03 · Managed Agents vs Perplexity Computer
A programmable engine, not a digital worker
One fork, not a spectrum: an API-driven container you can orchestrate, versus a visual digital worker you can only drive by hand.
This study puts two execution backends side by side and finds a fork rather than a spectrum. Managed Agents is API-first and developer-oriented: a Linux container the agent works inside, created, streamed, steered, and archived over a REST interface. Perplexity Computer is UI-first and end-user-oriented: an autonomous digital worker that interprets rendered web pages with a vision-language model and clicks, types, and scrolls the way a person would.
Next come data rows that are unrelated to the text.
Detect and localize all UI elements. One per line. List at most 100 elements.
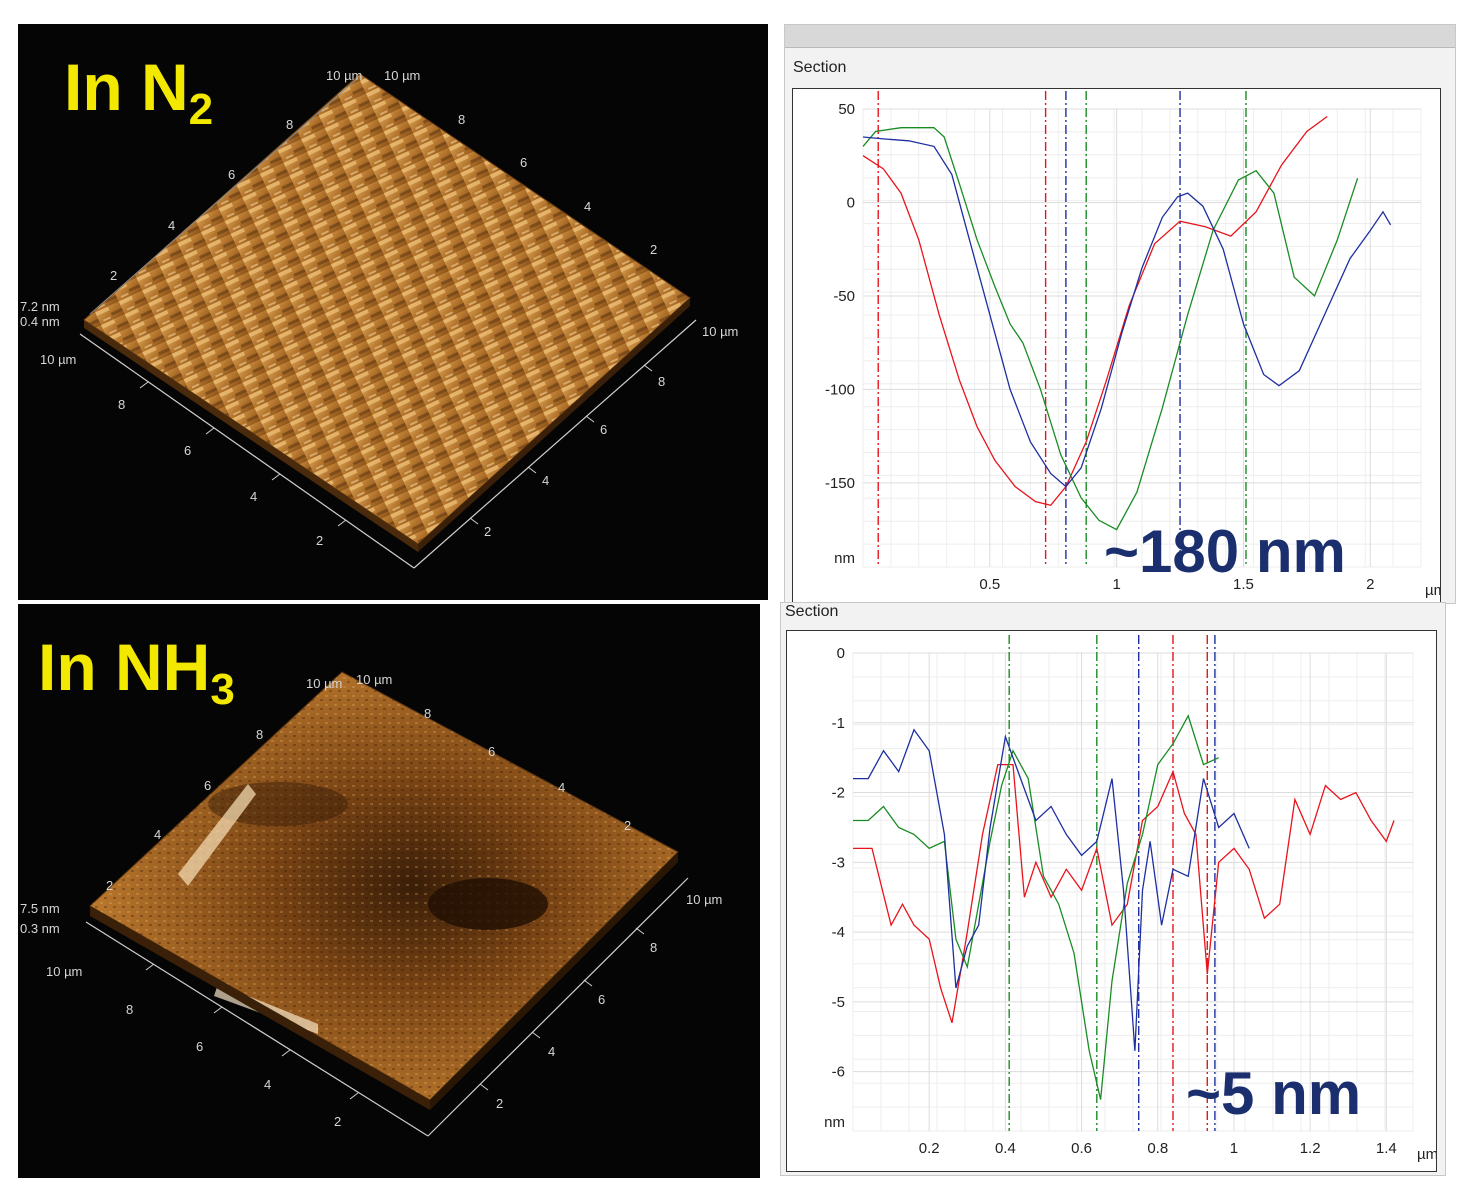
y-tick-label: -2 xyxy=(832,785,845,802)
x-tick-label: 1.5 xyxy=(1233,576,1254,593)
y-axis-unit: nm xyxy=(834,550,855,567)
n2-right-tick-6: 6 xyxy=(600,422,607,437)
x-tick-label: 2 xyxy=(1366,576,1374,593)
nh3-back-right-tick-6: 6 xyxy=(488,744,495,759)
x-axis-unit: µm xyxy=(1425,582,1440,599)
n2-back-axis-ticks: 2 4 6 8 10 µm 10 µm 8 6 4 2 xyxy=(110,68,657,283)
n2-front-axis-ticks: 10 µm 8 6 4 2 xyxy=(40,352,347,548)
nh3-front-tick-6: 6 xyxy=(196,1039,203,1054)
y-axis-unit: nm xyxy=(824,1114,845,1131)
section-chart-top: 0.5 1 1.5 2 50 0 -50 -100 -150 nm µm xyxy=(825,91,1440,599)
nh3-back-left-tick-8: 8 xyxy=(256,727,263,742)
x-tick-label: 0.4 xyxy=(995,1140,1016,1157)
blue-profile-line xyxy=(862,136,1392,488)
nh3-front-axis-ticks: 10 µm 8 6 4 2 xyxy=(46,963,359,1129)
y-tick-label: -6 xyxy=(832,1064,845,1081)
window-top-bar xyxy=(785,25,1455,48)
nh3-back-right-tick-4: 4 xyxy=(558,780,565,795)
afm-title-nh3: In NH3 xyxy=(38,634,235,712)
y-tick-label: -3 xyxy=(832,854,845,871)
afm-image-n2: 10 µm 8 6 4 2 2 4 6 8 10 µm 2 4 6 8 10 µ… xyxy=(18,24,768,600)
x-tick-label: 0.8 xyxy=(1147,1140,1168,1157)
n2-back-left-tick-4: 4 xyxy=(168,218,175,233)
nh3-back-right-tick-8: 8 xyxy=(424,706,431,721)
afm-title-n2: In N2 xyxy=(64,54,213,132)
grid xyxy=(852,652,1414,1132)
afm-image-nh3: 10 µm 8 6 4 2 2 4 6 8 10 µm 2 4 6 8 10 µ… xyxy=(18,604,760,1178)
nh3-back-left-tick-10: 10 µm xyxy=(306,676,342,691)
y-tick-label: 0 xyxy=(847,194,855,211)
section-plot-bottom: 0.2 0.4 0.6 0.8 1 1.2 1.4 0 -1 -2 -3 -4 -5 -6 nm µm xyxy=(786,630,1437,1172)
nh3-right-tick-2: 2 xyxy=(496,1096,503,1111)
green-profile-line xyxy=(853,714,1219,1100)
n2-back-left-tick-8: 8 xyxy=(286,117,293,132)
n2-front-tick-2: 2 xyxy=(316,533,323,548)
n2-front-tick-8: 8 xyxy=(118,397,125,412)
nh3-back-axis-ticks: 2 4 6 8 10 µm 10 µm 8 6 4 2 xyxy=(106,672,631,893)
y-tick-label: -100 xyxy=(825,381,855,398)
section-title-top: Section xyxy=(793,59,847,76)
section-title-bottom: Section xyxy=(785,603,839,620)
n2-z-bottom-label: 0.4 nm xyxy=(20,314,60,329)
n2-right-tick-2: 2 xyxy=(484,524,491,539)
n2-back-left-tick-2: 2 xyxy=(110,268,117,283)
n2-back-right-tick-2: 2 xyxy=(650,242,657,257)
blue-profile-line xyxy=(853,728,1250,1051)
n2-back-right-tick-6: 6 xyxy=(520,155,527,170)
x-tick-label: 1 xyxy=(1230,1140,1238,1157)
section-plot-top: 0.5 1 1.5 2 50 0 -50 -100 -150 nm µm xyxy=(792,88,1441,606)
n2-front-tick-4: 4 xyxy=(250,489,257,504)
green-profile-line xyxy=(862,127,1359,531)
nh3-right-tick-10: 10 µm xyxy=(686,892,722,907)
n2-z-top-label: 7.2 nm xyxy=(20,299,60,314)
y-tick-label: -5 xyxy=(832,994,845,1011)
section-chart-bottom: 0.2 0.4 0.6 0.8 1 1.2 1.4 0 -1 -2 -3 -4 -5 -6 nm µm xyxy=(824,635,1436,1163)
afm-title-n2-sub: 2 xyxy=(188,85,214,134)
nh3-back-left-tick-4: 4 xyxy=(154,827,161,842)
nh3-z-bottom-label: 0.3 nm xyxy=(20,921,60,936)
x-tick-label: 0.5 xyxy=(979,576,1000,593)
x-tick-label: 0.2 xyxy=(919,1140,940,1157)
afm-surface-n2: 10 µm 8 6 4 2 2 4 6 8 10 µm 2 4 6 8 10 µ… xyxy=(20,68,738,569)
nh3-back-right-tick-10: 10 µm xyxy=(356,672,392,687)
n2-right-tick-8: 8 xyxy=(658,374,665,389)
afm-title-n2-main: In N xyxy=(64,50,189,124)
nh3-front-tick-10: 10 µm xyxy=(46,964,82,979)
x-tick-label: 0.6 xyxy=(1071,1140,1092,1157)
n2-back-left-tick-10: 10 µm xyxy=(326,68,362,83)
grid xyxy=(862,108,1422,568)
n2-right-tick-10: 10 µm xyxy=(702,324,738,339)
n2-front-tick-10: 10 µm xyxy=(40,352,76,367)
n2-right-axis-ticks: 2 4 6 8 10 µm xyxy=(469,324,738,539)
nh3-right-tick-8: 8 xyxy=(650,940,657,955)
y-tick-label: -150 xyxy=(825,475,855,492)
nh3-right-axis-ticks: 2 4 6 8 10 µm xyxy=(479,892,722,1111)
x-axis-unit: µm xyxy=(1417,1146,1436,1163)
x-tick-label: 1.2 xyxy=(1300,1140,1321,1157)
nh3-right-tick-4: 4 xyxy=(548,1044,555,1059)
annotation-180nm: ~180 nm xyxy=(1104,518,1346,585)
x-tick-label: 1 xyxy=(1112,576,1120,593)
nh3-right-tick-6: 6 xyxy=(598,992,605,1007)
x-tick-label: 1.4 xyxy=(1376,1140,1397,1157)
nh3-back-right-tick-2: 2 xyxy=(624,818,631,833)
n2-back-right-tick-8: 8 xyxy=(458,112,465,127)
nh3-front-tick-2: 2 xyxy=(334,1114,341,1129)
nh3-back-left-tick-6: 6 xyxy=(204,778,211,793)
annotation-5nm: ~5 nm xyxy=(1186,1060,1362,1127)
n2-back-left-tick-6: 6 xyxy=(228,167,235,182)
afm-title-nh3-main: In NH xyxy=(38,630,211,704)
y-tick-label: -4 xyxy=(832,924,845,941)
y-tick-label: -1 xyxy=(832,715,845,732)
n2-right-tick-4: 4 xyxy=(542,473,549,488)
y-tick-label: 50 xyxy=(838,101,855,118)
red-profile-line xyxy=(853,763,1395,1024)
nh3-front-tick-4: 4 xyxy=(264,1077,271,1092)
n2-back-right-tick-10: 10 µm xyxy=(384,68,420,83)
y-tick-label: 0 xyxy=(837,645,845,662)
n2-back-right-tick-4: 4 xyxy=(584,199,591,214)
nh3-back-left-tick-2: 2 xyxy=(106,878,113,893)
nh3-front-tick-8: 8 xyxy=(126,1002,133,1017)
y-tick-label: -50 xyxy=(833,288,855,305)
afm-title-nh3-sub: 3 xyxy=(210,665,235,714)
For a system whose whole job is to orchestrate execution programmatically, that difference settles it. Managed Agents exposes the full lifecycle an orchestrator needs; the Computer product exposes none of it — there is no documented API to create tasks, stream progress, inject steering, or harvest structured results. On Valor's weighted criteria the split is 8.9 to 3.7, with Managed Agents winning on programmatic orchestration, code execution, and cost predictability — per-millisecond billing against an opaque, complexity-driven credit system where a single codebase scan once burned twice a month's allotment.
Perplexity Computer's one real advantage is its visual browser, which handles dynamic and paywalled pages that a text fetch cannot. The recommendation follows the strengths: adopt Managed Agents as the execution backend, evaluate Perplexity's separate Agent API as a supplementary research tool for the planning and critique stages, and do not try to bend the Computer product into a backend it was never designed to be.
04 · OpenHuman vs Hermes
Memory shape follows form factor
Two open stacks, two bets: a transparent Markdown memory tree for one desktop user, versus indexed session stores for a headless multi-tenant fleet.
The fourth study steps outside Valor to compare two self-hosted agent stacks that landed in the same window and made very different bets. OpenHuman is a desktop app for one person's digital life: a deterministic memory tree that pulls from a hundred-plus OAuth sources, normalizes everything to provenance-tagged Markdown you can read and edit by hand, and folds it into browsable summary trees. It bets on transparency over autonomy — no vector-soup black box, and the audit trail is just files on disk.
Hermes is the inverse: a headless framework you deploy on a cheap VPS and pipe through twenty chat platforms, with agent-curated memory, first-class self-improving skills, and six interchangeable execution backends. It bets on autonomy and reach over transparency — memory is something the agent earns, and "what does it know" becomes a query rather than a folder.
The lessons generalize past either product. Memory shape follows form factor: a single-user desktop app can afford a Markdown vault, while a headless multi-tenant agent needs an indexed session store with lineage across compressions. Sandboxing is a deployment choice, not a feature — Hermes ships six backends because operators need the range, OpenHuman ships one because there is one operator. And self-improving, shareable skills remain the live experiment worth watching whether or not you build on them.